Cats are known to have several different types of allergies, with each one causing a variety of reactions. After flea allergy, the most common is inhalant allergy. An inhalant allergy, or atopy, is the immune systems way of overreacting to normally innocuous environmental substances such as pollen or dust mites, says William Miller, VMD, professor of dermatology at the Cornell University College of Veterinary Medicine. That overreaction is evidenced in how the cat reacts and the signs we notice.
Among the signs of inhalant allergy is itchy skin. It may appear first as an itch without lesions, Miller says, but constant scratching around the head and neck will create sores. Another sign is miliary dermatitis, which Miller describes as tiny red bumps with crusts. The cat will scratch this area and sores will form.

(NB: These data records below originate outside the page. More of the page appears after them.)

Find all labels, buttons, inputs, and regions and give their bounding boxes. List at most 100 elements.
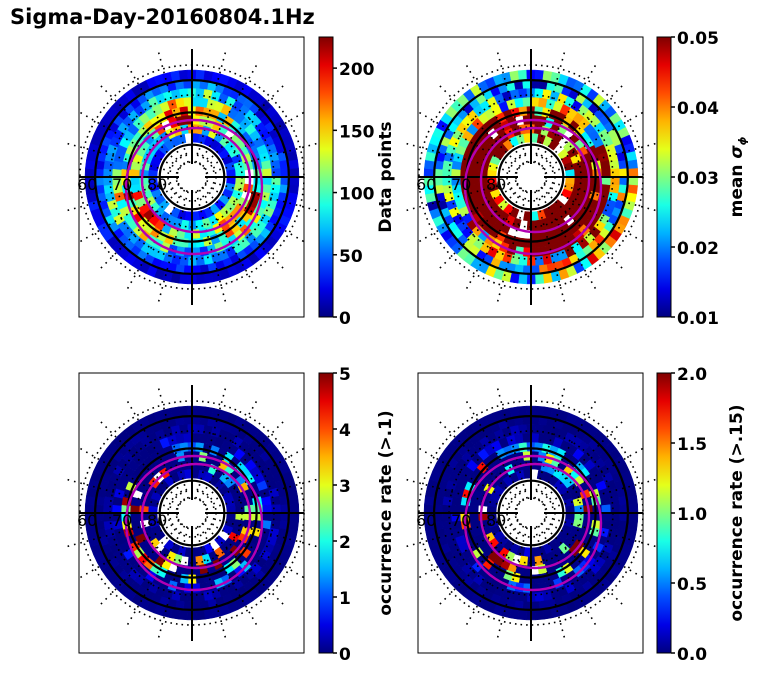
heatmap-cell xyxy=(574,504,585,514)
heatmap-cell xyxy=(530,432,540,443)
colorbar-tick-label: 0.0 xyxy=(677,645,707,665)
heatmap-cell xyxy=(195,237,205,249)
heatmap-cell xyxy=(102,512,113,522)
colorbar-tick-label: 1.5 xyxy=(677,435,707,455)
heatmap-cell xyxy=(517,610,528,621)
heatmap-cell xyxy=(522,96,532,107)
colorbar-gradient xyxy=(318,36,334,318)
colorbar-gradient xyxy=(656,36,672,318)
lat-label-60: 60 xyxy=(416,511,436,530)
colorbar-label: mean σϕ xyxy=(727,136,749,217)
heatmap-cell xyxy=(235,504,246,514)
heatmap-cell xyxy=(289,168,300,178)
heatmap-cell xyxy=(534,255,544,267)
heatmap-cell xyxy=(271,168,282,178)
colorbar-tick-label: 0.02 xyxy=(677,239,719,259)
heatmap-cell xyxy=(517,69,528,80)
heatmap-cell xyxy=(522,432,532,443)
heatmap-cell xyxy=(170,406,181,418)
heatmap-cell xyxy=(271,176,282,186)
heatmap-cell xyxy=(518,105,528,117)
auroral-oval-outer xyxy=(463,454,603,592)
colorbar-tick-label: 0 xyxy=(339,645,351,665)
heatmap-cell xyxy=(170,70,181,82)
lat-label-70: 70 xyxy=(112,175,132,194)
colorbar-tick-label: 50 xyxy=(339,247,363,267)
heatmap-cell xyxy=(538,582,548,593)
auroral-oval-outer xyxy=(124,454,264,592)
heatmap-cell xyxy=(178,610,189,621)
heatmap-cell xyxy=(534,573,544,585)
heatmap-cell xyxy=(514,433,524,444)
heatmap-cell xyxy=(601,176,612,186)
auroral-oval-outer xyxy=(124,118,264,256)
heatmap-cell xyxy=(195,591,205,603)
heatmap-cell xyxy=(441,176,452,186)
lat-label-70: 70 xyxy=(451,175,471,194)
heatmap-cell xyxy=(517,274,528,285)
heatmap-cell xyxy=(601,504,612,514)
heatmap-cell xyxy=(226,505,237,514)
heatmap-cell xyxy=(191,547,200,558)
heatmap-cell xyxy=(610,168,621,178)
colorbar-tick-label: 1 xyxy=(339,589,351,609)
heatmap-cell xyxy=(610,176,621,186)
heatmap-cell xyxy=(534,423,544,435)
heatmap-cell xyxy=(509,70,520,82)
heatmap-cell xyxy=(179,87,189,99)
heatmap-cell xyxy=(565,169,576,178)
colorbar-gradient xyxy=(656,372,672,654)
colorbar-occurrence-rate-01: 0 1 2 3 4 5 occurrence rate (>.1) xyxy=(318,365,396,665)
heatmap-cell xyxy=(288,159,299,170)
colorbar-tick-label: 3 xyxy=(339,477,351,497)
heatmap-cell xyxy=(548,138,560,151)
heatmap-cell xyxy=(534,405,545,416)
heatmap-cell xyxy=(289,176,300,186)
colorbar-tick-label: 1.0 xyxy=(677,505,707,525)
heatmap-cell xyxy=(627,495,638,506)
heatmap-cell xyxy=(175,97,185,108)
heatmap-cell xyxy=(610,512,621,522)
colorbar-occurrence-rate-015: 0.0 0.5 1.0 1.5 2.0 occurrence rate (>.15) xyxy=(656,365,747,665)
lat-label-80: 80 xyxy=(147,511,167,530)
lat-label-60: 60 xyxy=(416,175,436,194)
polar-plot-mean-sigma: 60 70 80 xyxy=(405,36,657,318)
heatmap-cell xyxy=(191,432,201,443)
heatmap-cell xyxy=(235,168,246,178)
colorbar-tick-label: 2.0 xyxy=(677,365,707,385)
heatmap-cell xyxy=(195,405,206,416)
heatmap-cell xyxy=(226,169,237,178)
polar-plot-occurrence-rate-01: 60 70 80 xyxy=(66,372,318,654)
heatmap-cell xyxy=(523,132,532,143)
heatmap-cell xyxy=(178,405,189,416)
heatmap-cell xyxy=(514,97,524,108)
heatmap-cell xyxy=(261,160,272,170)
auroral-oval-inner xyxy=(479,126,591,234)
heatmap-cell xyxy=(600,160,611,170)
heatmap-cell xyxy=(509,406,520,418)
lat-label-60: 60 xyxy=(77,511,97,530)
heatmap-cell xyxy=(627,159,638,170)
colorbar-tick-label: 0 xyxy=(339,309,351,329)
heatmap-cell xyxy=(261,496,272,506)
colorbar-label: occurrence rate (>.15) xyxy=(727,404,747,621)
auroral-oval-outer xyxy=(463,118,603,256)
heatmap-cell xyxy=(530,583,540,594)
lat-label-80: 80 xyxy=(147,175,167,194)
heatmap-cell xyxy=(600,496,611,506)
colorbar-label: Data points xyxy=(376,121,396,232)
heatmap-cell xyxy=(178,69,189,80)
heatmap-cell xyxy=(183,96,193,107)
lat-label-80: 80 xyxy=(486,511,506,530)
heatmap-cell xyxy=(203,272,214,284)
heatmap-cell xyxy=(610,504,621,514)
heatmap-cell xyxy=(628,176,639,186)
auroral-oval-inner xyxy=(140,462,252,570)
heatmap-cell xyxy=(179,441,189,453)
heatmap-cell xyxy=(271,512,282,522)
heatmap-cell xyxy=(518,87,528,99)
heatmap-cell xyxy=(523,468,532,479)
colorbar-tick-label: 0.5 xyxy=(677,575,707,595)
heatmap-cell xyxy=(289,512,300,522)
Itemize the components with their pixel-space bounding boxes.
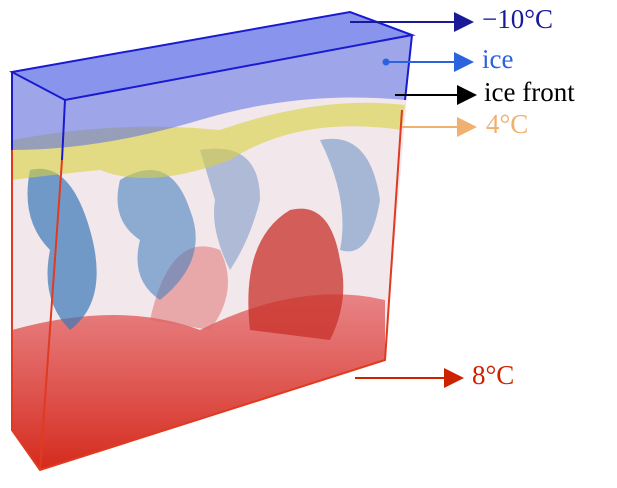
label: −10°C [482,4,553,34]
label: ice [482,44,513,74]
simulation-box [12,12,412,470]
label: ice front [484,77,575,107]
label: 8°C [472,360,514,390]
label: 4°C [486,109,528,139]
figure: −10°C ice ice front 4°C 8°C [0,0,617,488]
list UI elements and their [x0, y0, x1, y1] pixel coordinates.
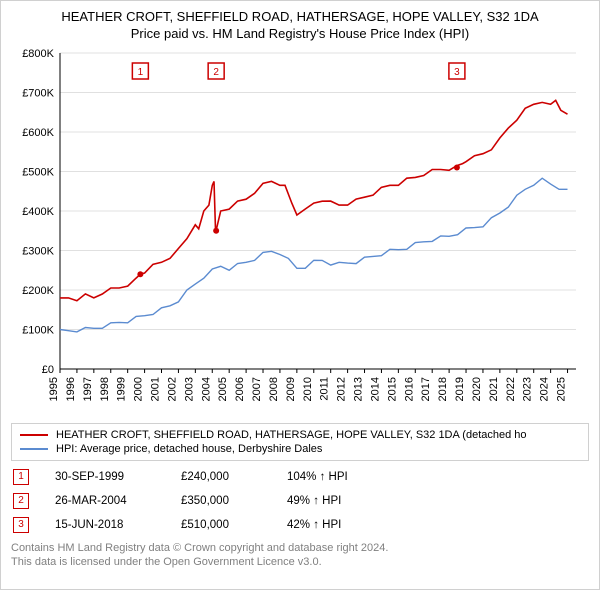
series-property — [60, 100, 568, 300]
svg-text:£400K: £400K — [22, 206, 54, 218]
svg-text:2016: 2016 — [403, 377, 415, 401]
svg-text:2025: 2025 — [556, 377, 568, 401]
svg-text:2020: 2020 — [471, 377, 483, 401]
sale-price: £510,000 — [181, 519, 261, 531]
svg-text:2011: 2011 — [319, 377, 331, 401]
sale-pct: 42% ↑ HPI — [287, 519, 387, 531]
svg-text:2002: 2002 — [166, 377, 178, 401]
svg-text:£600K: £600K — [22, 127, 54, 139]
sale-marker-3: 3 — [13, 517, 29, 533]
svg-text:1996: 1996 — [65, 377, 77, 401]
svg-text:£200K: £200K — [22, 285, 54, 297]
svg-text:3: 3 — [454, 67, 460, 78]
legend-label: HPI: Average price, detached house, Derb… — [56, 443, 322, 455]
svg-text:£100K: £100K — [22, 325, 54, 337]
svg-text:1998: 1998 — [99, 377, 111, 401]
svg-text:2000: 2000 — [133, 377, 145, 401]
svg-text:£500K: £500K — [22, 167, 54, 179]
svg-text:2019: 2019 — [454, 377, 466, 401]
chart-subtitle: Price paid vs. HM Land Registry's House … — [11, 26, 589, 41]
svg-text:2013: 2013 — [353, 377, 365, 401]
attribution-line-1: Contains HM Land Registry data © Crown c… — [11, 541, 589, 555]
legend-row-0: HEATHER CROFT, SHEFFIELD ROAD, HATHERSAG… — [20, 428, 580, 442]
svg-text:£300K: £300K — [22, 246, 54, 258]
sale-dot-1 — [137, 271, 143, 277]
sale-date: 15-JUN-2018 — [55, 519, 155, 531]
svg-text:2014: 2014 — [369, 377, 381, 401]
svg-text:2018: 2018 — [437, 377, 449, 401]
svg-text:2023: 2023 — [522, 377, 534, 401]
svg-text:2001: 2001 — [150, 377, 162, 401]
svg-text:2015: 2015 — [386, 377, 398, 401]
sale-date: 30-SEP-1999 — [55, 471, 155, 483]
svg-text:2008: 2008 — [268, 377, 280, 401]
sale-date: 26-MAR-2004 — [55, 495, 155, 507]
sale-marker-1: 1 — [13, 469, 29, 485]
svg-text:2004: 2004 — [200, 377, 212, 401]
sale-pct: 49% ↑ HPI — [287, 495, 387, 507]
attribution-line-2: This data is licensed under the Open Gov… — [11, 555, 589, 569]
sale-row-3: 3 15-JUN-2018 £510,000 42% ↑ HPI — [11, 515, 589, 539]
svg-text:2021: 2021 — [488, 377, 500, 401]
svg-text:1997: 1997 — [82, 377, 94, 401]
chart-title: HEATHER CROFT, SHEFFIELD ROAD, HATHERSAG… — [11, 9, 589, 24]
svg-text:2022: 2022 — [505, 377, 517, 401]
attribution-text: Contains HM Land Registry data © Crown c… — [11, 541, 589, 570]
legend-box: HEATHER CROFT, SHEFFIELD ROAD, HATHERSAG… — [11, 423, 589, 461]
legend-row-1: HPI: Average price, detached house, Derb… — [20, 442, 580, 456]
sale-row-2: 2 26-MAR-2004 £350,000 49% ↑ HPI — [11, 491, 589, 515]
svg-text:2010: 2010 — [302, 377, 314, 401]
sale-marker-2: 2 — [13, 493, 29, 509]
svg-text:1: 1 — [138, 67, 144, 78]
legend-label: HEATHER CROFT, SHEFFIELD ROAD, HATHERSAG… — [56, 429, 527, 441]
svg-text:2009: 2009 — [285, 377, 297, 401]
line-chart-svg: £0 £100K £200K £300K £400K £500K £600K £700K £80… — [16, 47, 584, 417]
sale-dot-2 — [213, 228, 219, 234]
svg-text:1999: 1999 — [116, 377, 128, 401]
legend-swatch — [20, 434, 48, 436]
svg-text:2017: 2017 — [420, 377, 432, 401]
sale-pct: 104% ↑ HPI — [287, 471, 387, 483]
svg-text:2005: 2005 — [217, 377, 229, 401]
sale-dot-3 — [454, 165, 460, 171]
svg-text:£0: £0 — [42, 364, 54, 376]
svg-text:1995: 1995 — [48, 377, 60, 401]
svg-text:2012: 2012 — [336, 377, 348, 401]
svg-text:£800K: £800K — [22, 48, 54, 60]
chart-container: HEATHER CROFT, SHEFFIELD ROAD, HATHERSAG… — [0, 0, 600, 590]
svg-text:2006: 2006 — [234, 377, 246, 401]
svg-text:2007: 2007 — [251, 377, 263, 401]
sale-row-1: 1 30-SEP-1999 £240,000 104% ↑ HPI — [11, 467, 589, 491]
legend-swatch — [20, 448, 48, 450]
svg-text:2: 2 — [213, 67, 219, 78]
series-hpi — [60, 178, 568, 332]
sale-price: £240,000 — [181, 471, 261, 483]
svg-text:£700K: £700K — [22, 88, 54, 100]
svg-text:2024: 2024 — [539, 377, 551, 401]
chart-plot-area: £0 £100K £200K £300K £400K £500K £600K £700K £80… — [16, 47, 584, 417]
sales-table: 1 30-SEP-1999 £240,000 104% ↑ HPI 2 26-MAR-20… — [11, 467, 589, 539]
svg-text:2003: 2003 — [183, 377, 195, 401]
sale-price: £350,000 — [181, 495, 261, 507]
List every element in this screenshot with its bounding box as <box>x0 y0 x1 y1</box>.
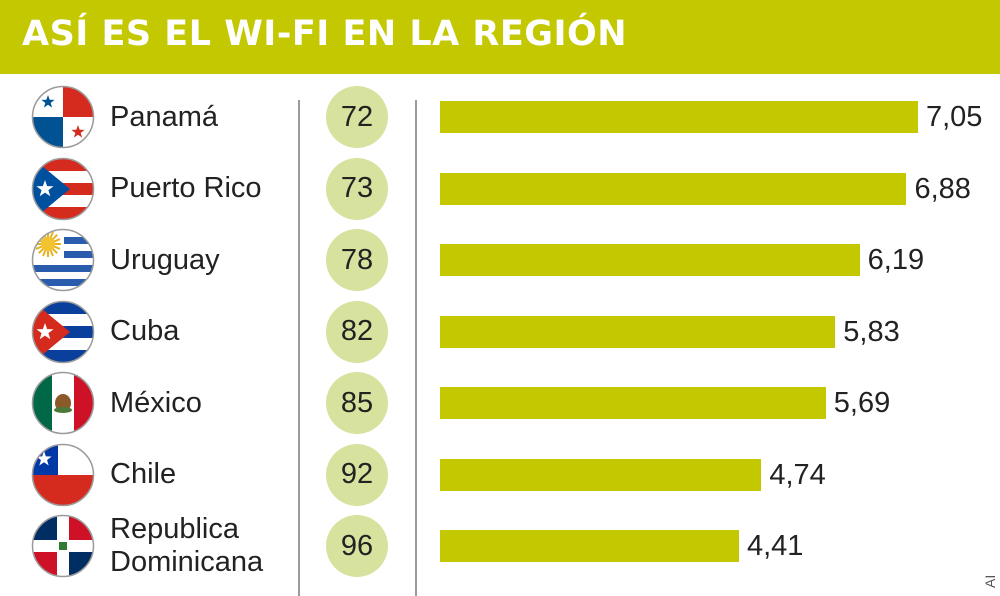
value-label: 5,83 <box>843 315 900 348</box>
rank-bubble: 85 <box>326 372 388 434</box>
data-bar <box>440 315 836 348</box>
value-label: 4,74 <box>769 458 826 491</box>
country-label: Puerto Rico <box>110 172 262 204</box>
rank-bubble: 78 <box>326 229 388 291</box>
credit-label: AI <box>982 574 998 588</box>
value-label: 4,41 <box>746 530 804 562</box>
rank-bubble: 82 <box>326 300 388 363</box>
flag-cuba-icon <box>30 299 96 370</box>
divider-ranks-bars <box>415 100 417 596</box>
divider-names-ranks <box>298 100 300 596</box>
data-bar <box>440 172 907 205</box>
flag-dominican-republic-icon <box>30 513 96 584</box>
rank-bubble: 72 <box>326 86 388 148</box>
flag-uruguay-icon <box>30 227 96 298</box>
data-bar <box>440 244 860 276</box>
data-bar <box>440 101 918 133</box>
data-bar <box>440 458 762 491</box>
country-label: Republica <box>110 513 239 545</box>
rank-bubble: 92 <box>326 443 388 506</box>
value-label: 7,05 <box>925 101 983 133</box>
country-label: Panamá <box>110 100 219 133</box>
country-label: Chile <box>110 458 177 490</box>
flag-panama-icon <box>30 84 96 155</box>
country-label: Cuba <box>110 315 180 347</box>
rank-bubble: 73 <box>326 157 388 220</box>
rank-bubble: 96 <box>326 515 388 577</box>
chart-title: ASÍ ES EL WI-FI EN LA REGIÓN <box>22 14 628 54</box>
chart-header: ASÍ ES EL WI-FI EN LA REGIÓN <box>0 0 1000 74</box>
data-bar <box>440 530 739 562</box>
flag-mexico-icon <box>30 370 96 441</box>
flag-chile-icon <box>30 442 96 513</box>
value-label: 6,19 <box>867 244 925 276</box>
data-bar <box>440 387 826 419</box>
country-label: México <box>110 386 202 419</box>
country-label: Dominicana <box>110 546 264 578</box>
flag-puerto-rico-icon <box>30 156 96 227</box>
value-label: 5,69 <box>833 387 891 419</box>
value-label: 6,88 <box>914 172 971 205</box>
country-label: Uruguay <box>110 243 220 276</box>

If your feline companion is constantly grooming, it may not be vanity (or OCD, see June 2002 CatWatch) but rather her response to an allergy. A cat may have areas with no fur because they lick and groom excessively, Miller says, and that will cause them to constantly spit up hair balls.
The good news is that allergies are highly treatable, using either medication or vaccines. The first step toward treating any allergy is to identify and remove the allergen. Eliminate the cause if possible, advises Miller. If the allergy is to food or to fleas, remove the source. However, that is often not a viable solution to inhalant allergies because most of those allergens cannot be avoided. Miller further says it might be possible to minimize exposure by keeping the cat inside, but usually it will require drastic changes in the cat’s environment that are not practical. Therefore, another treatment approach must be considered.
Treating inhalant allergy depends on the duration of the itch, Miller says. If a cat is itching a few months out of the year, we would give steroids or an antihistamine. Steroids are used safely for many cats because they seldom cause the dangerous side-effects that are more common in people, although Miller warns that diabetic cats cannot use them. I only see five to 10 cats a year where medication does not work, he says.
In those cases, the cat is tested to determine the cause of the allergy. Once the allergens are identified, felines are usually given allergy shots. Testing for allergies can be costly, ranging from $150 to $450 or more, depending on where you live.
The vaccine is given one or more times a month and will be required for the rest of her life, Miller says. Most caregivers will learn to give the vaccine at home, and the cost may vary but expect to spend at least $100 a year.
What about shampoos? Miller says they dont work very well, and most cats fail to see the sense of humor in bathing. We do not use that approach.